Son existence est construite autour d'un point d'interrogation. Depuis qu'elle est petite, elle a l'impression que tout, dans sa famille, tourne autour d'un non-dit, d'une béance tellement énorme qu'elle ne peut être évoquée ou même pensée. « Toutes les familles ont un secret », se dit-elle, « mais le mien doit être particulièrement lourd ». Sa mère Clara est morte en début d'année avant de pouvoir lui révéler quoi que ce soit. « Il y a eu une histoire autour de ta grand-mère Yvonne » : voilà tout ce qu'elle avait pu glaner pendant son enfance. Une histoire autour de sa grand-mère Yvonne. Quelle histoire ? Qu'avait pu faire sa grand-mère pour qu'un silence de mort règne dès qu'on évoquait son nom ? Francesca repense à ce secret à chaque fois qu'elle se sent vulnérable ou en terrain inconnu comme aujourd'hui. Elle est loin de chez elle, elle est à Paris et elle s'apprête à rencontrer sa cousine Claire, la fille de Jacques, l'arrière-petite-fille de Fortunée. Francesca attend Claire comme un message envoyé depuis l'autre branche de la famille, une branche qui pourrait apporter des réponses aux questions qu'elle se pose.
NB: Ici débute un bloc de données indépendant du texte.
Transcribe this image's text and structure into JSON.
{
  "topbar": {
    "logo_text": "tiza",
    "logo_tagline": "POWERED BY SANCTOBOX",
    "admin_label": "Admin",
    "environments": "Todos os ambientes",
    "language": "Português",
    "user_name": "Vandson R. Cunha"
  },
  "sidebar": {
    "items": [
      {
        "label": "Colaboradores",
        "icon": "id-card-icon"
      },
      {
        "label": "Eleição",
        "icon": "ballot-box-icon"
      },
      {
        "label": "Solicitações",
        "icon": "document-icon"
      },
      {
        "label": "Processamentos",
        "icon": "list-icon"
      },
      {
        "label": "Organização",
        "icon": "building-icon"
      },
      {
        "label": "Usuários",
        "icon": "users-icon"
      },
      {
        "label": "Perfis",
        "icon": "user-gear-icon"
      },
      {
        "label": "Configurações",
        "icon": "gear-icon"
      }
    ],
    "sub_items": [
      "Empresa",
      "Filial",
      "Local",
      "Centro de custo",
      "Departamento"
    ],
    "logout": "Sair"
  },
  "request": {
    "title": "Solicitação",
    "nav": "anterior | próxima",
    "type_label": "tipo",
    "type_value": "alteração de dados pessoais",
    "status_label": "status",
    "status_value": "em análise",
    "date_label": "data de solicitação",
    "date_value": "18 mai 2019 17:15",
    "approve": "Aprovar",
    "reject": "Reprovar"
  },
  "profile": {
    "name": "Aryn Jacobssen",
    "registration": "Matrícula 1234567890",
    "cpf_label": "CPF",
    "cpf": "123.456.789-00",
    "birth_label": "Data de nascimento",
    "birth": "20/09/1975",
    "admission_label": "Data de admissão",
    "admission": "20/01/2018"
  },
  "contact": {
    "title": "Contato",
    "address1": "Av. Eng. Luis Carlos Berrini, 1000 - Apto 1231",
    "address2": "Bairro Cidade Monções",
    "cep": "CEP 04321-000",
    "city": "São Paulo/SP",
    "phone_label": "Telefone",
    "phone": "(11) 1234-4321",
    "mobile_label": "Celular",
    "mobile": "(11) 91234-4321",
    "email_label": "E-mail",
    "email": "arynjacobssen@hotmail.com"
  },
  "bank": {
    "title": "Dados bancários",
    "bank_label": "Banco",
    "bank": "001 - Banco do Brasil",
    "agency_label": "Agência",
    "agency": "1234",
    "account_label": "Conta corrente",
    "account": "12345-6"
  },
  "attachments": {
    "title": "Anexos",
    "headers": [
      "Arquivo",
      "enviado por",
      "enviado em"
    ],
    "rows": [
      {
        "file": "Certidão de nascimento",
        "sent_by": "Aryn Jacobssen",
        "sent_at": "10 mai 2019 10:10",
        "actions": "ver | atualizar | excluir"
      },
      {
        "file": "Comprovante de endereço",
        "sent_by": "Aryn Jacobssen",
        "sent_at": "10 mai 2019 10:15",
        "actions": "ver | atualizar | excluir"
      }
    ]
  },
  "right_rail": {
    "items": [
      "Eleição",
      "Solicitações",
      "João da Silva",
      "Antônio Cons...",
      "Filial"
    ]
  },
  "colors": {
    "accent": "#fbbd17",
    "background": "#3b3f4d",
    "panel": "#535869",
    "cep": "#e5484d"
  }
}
Ce n'est pas souvent qu'elle quitte Rome. Là-bas, dans la grande maison de sa mère qu'elle n'a jamais quittée, Francesca se sent chez elle, elle se sent en sécurité. Les vieux murs lui parlent. Les objets anciens l'ancrent dans un temps qu'elle n'a pas toujours connu mais qui lui donne de la force. Elle est venue à Paris pour faire expertiser des bijoux de son arrière-grand-mère Félicie. Elle a besoin d'argent. Elle ne travaille plus depuis quelques années déjà. La crise économique fait des ravages en Italie et le nombre de chômeurs ne cesse d'augmenter. Elle a longtemps travaillé pour des entreprises de design. Elle trouvait les formes de nouveaux produits – jouets, lampes, vaisselles, petit mobilier. A présent, les filières de design sont à l'arrêt. Elle n'arrive plus à trouver un emploi stable. Elle s'est réfugiée dans la peinture et les collages de papier et de carton qui lui redonnent le goût de vivre. Francesca a la chance d'avoir un toit sur la tête. Elle habite dans la maison que lui a laissée sa mère, en périphérie de Rome. Elle n'a pas de loyer à payer mais il lui faut trouver de l'argent pour entretenir cette grande bâtisse. Les murs auraient déjà besoin d'un ravalement et la toiture fuit par endroits.

Elle n'est pas revenue à Paris depuis neuf mois. La dernière fois, c'était quelques semaines avant la mort de Jacques, le petit-cousin de sa mère. Elle avait sympathisé avec Jacques dès qu'elle l'avait rencontré. C'était comme s'ils s'étaient toujours connus. Elle avait vu en lui une figure paternelle bienveillante. Son père à elle était parti refaire sa vie alors qu'elle n'avait que huit ans. Jacques était, à ses yeux, le père idéal, celui qu'elle aurait dû avoir si ses parents ne s'étaient pas séparés. Il ne s'était pas moqué de ses œuvres quand elle les lui avait montrées. Il lui avait dit qu'elle était une véritable artiste. Elle avait été émue. Elle ne s'était jamais vue comme une artiste, loin de là. Elle ne gagnait pas sa vie avec ses quelques peintures mais elle avait été touchée qu'il puisse la considérer comme telle. Le regard que Jacques avait porté sur elle et sur ses œuvres l'avait fait renaître. Il lui avait redonné confiance en ses capacités à aller de l'avant.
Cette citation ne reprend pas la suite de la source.